The Vigil service as we do it at Memorial Episcopal Church, whether we do it in the evening, as we did this year, or at sunrise, as we will next year, remains an intimate service for four of five dozen people. It's a long service and at an odd time, hard to get people to attend but deeply meaningful to the handful who show up.

I, however, long for a Great Vigil broader and bigger, something that initiates the newcomers and draws a crowd, that becomes the Easter service, that has all the chanting and choral music and organ and brass and incense and ceremony that we can assemble. And that afterward has a party with food and drink and music and dancing.**

Ah well, but what we did accomplish was good too.

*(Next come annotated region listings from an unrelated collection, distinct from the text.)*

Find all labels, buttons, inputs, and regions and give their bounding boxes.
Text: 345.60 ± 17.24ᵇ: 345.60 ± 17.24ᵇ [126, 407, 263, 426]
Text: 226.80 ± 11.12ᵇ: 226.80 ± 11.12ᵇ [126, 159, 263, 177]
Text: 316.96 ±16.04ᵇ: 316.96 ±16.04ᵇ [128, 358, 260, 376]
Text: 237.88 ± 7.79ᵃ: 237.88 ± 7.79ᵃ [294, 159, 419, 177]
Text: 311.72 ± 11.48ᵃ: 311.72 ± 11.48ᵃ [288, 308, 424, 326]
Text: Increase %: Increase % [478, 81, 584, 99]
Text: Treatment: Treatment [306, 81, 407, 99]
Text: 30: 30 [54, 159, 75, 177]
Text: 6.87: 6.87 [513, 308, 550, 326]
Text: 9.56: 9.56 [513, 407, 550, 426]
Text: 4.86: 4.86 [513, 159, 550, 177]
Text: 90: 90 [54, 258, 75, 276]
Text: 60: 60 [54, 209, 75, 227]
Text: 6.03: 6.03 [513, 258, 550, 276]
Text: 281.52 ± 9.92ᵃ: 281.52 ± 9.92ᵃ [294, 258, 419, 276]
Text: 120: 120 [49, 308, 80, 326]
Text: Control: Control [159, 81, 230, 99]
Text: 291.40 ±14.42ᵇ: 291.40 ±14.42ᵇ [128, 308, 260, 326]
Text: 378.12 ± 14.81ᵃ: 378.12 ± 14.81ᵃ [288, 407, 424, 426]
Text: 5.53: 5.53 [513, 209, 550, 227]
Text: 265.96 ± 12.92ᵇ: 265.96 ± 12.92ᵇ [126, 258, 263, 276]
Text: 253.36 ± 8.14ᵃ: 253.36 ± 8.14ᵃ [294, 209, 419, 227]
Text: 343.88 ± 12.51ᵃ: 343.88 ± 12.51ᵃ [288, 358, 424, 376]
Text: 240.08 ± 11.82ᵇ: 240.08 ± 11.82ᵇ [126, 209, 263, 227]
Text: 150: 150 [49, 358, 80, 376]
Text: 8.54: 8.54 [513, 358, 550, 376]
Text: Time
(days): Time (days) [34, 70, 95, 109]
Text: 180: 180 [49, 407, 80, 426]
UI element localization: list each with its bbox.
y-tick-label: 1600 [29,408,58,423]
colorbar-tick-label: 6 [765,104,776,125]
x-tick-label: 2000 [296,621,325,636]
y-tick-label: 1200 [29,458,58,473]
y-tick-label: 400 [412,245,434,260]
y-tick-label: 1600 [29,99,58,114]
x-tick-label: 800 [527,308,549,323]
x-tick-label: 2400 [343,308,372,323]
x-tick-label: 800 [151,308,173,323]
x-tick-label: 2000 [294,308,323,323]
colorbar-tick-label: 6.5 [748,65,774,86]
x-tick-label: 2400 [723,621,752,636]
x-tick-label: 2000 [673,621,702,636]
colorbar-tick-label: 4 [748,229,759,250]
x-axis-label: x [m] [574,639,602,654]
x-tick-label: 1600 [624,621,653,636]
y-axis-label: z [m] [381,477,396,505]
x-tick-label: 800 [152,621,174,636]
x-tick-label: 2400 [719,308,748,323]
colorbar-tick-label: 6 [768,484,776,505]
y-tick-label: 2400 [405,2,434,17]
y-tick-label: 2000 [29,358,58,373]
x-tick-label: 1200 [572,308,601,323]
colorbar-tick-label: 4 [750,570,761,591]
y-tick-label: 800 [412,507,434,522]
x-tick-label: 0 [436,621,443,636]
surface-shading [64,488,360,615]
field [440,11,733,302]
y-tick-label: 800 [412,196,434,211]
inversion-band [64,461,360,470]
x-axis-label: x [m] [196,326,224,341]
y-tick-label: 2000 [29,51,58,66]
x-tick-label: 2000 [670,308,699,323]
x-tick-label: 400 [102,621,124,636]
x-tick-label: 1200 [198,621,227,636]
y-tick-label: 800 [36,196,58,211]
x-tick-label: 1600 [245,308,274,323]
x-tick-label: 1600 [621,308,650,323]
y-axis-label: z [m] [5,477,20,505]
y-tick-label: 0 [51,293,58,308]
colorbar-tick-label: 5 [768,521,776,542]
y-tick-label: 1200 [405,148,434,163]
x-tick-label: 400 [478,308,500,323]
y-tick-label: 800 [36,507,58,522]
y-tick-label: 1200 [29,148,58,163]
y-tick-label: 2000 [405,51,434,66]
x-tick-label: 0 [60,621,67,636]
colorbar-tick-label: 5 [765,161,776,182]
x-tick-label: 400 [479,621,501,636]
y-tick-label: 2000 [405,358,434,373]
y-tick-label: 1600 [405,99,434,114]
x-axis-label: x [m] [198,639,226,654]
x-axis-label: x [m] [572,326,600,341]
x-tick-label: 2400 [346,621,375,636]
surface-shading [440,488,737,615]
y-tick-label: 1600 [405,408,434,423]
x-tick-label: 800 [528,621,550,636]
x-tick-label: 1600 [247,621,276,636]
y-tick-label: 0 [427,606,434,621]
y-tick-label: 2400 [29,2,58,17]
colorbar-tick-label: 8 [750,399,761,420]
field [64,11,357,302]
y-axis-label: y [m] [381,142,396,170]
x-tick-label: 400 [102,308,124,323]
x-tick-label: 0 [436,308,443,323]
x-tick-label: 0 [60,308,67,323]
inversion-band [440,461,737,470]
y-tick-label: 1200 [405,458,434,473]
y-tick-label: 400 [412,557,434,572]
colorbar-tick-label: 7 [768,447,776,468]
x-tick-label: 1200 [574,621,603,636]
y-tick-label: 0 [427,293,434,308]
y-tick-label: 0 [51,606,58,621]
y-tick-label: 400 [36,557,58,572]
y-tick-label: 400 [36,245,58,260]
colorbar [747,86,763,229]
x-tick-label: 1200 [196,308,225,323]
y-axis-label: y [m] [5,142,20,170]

When I got in the car to return home and turned on the radio, there was Anne-Sophie Mutter playing the Bach E major violin concerto. Much of Bach's music sounds like mathematics to me: complex but orderly, intellectual and demanding close attention. But the E major violin concerto is as lyrical as anything he ever wrote. Johann Sebastian Bach, dead and meat for worms two hundred and sixty years ago, and yet his music is alive and full of joy and immortal.

*I feel sorry for people who feel compelled to read the Creation story as if it were a textbook on geology and biology, as I feel sorry for all people who miss the point.

**Scandalizing the Baptists, always a plus.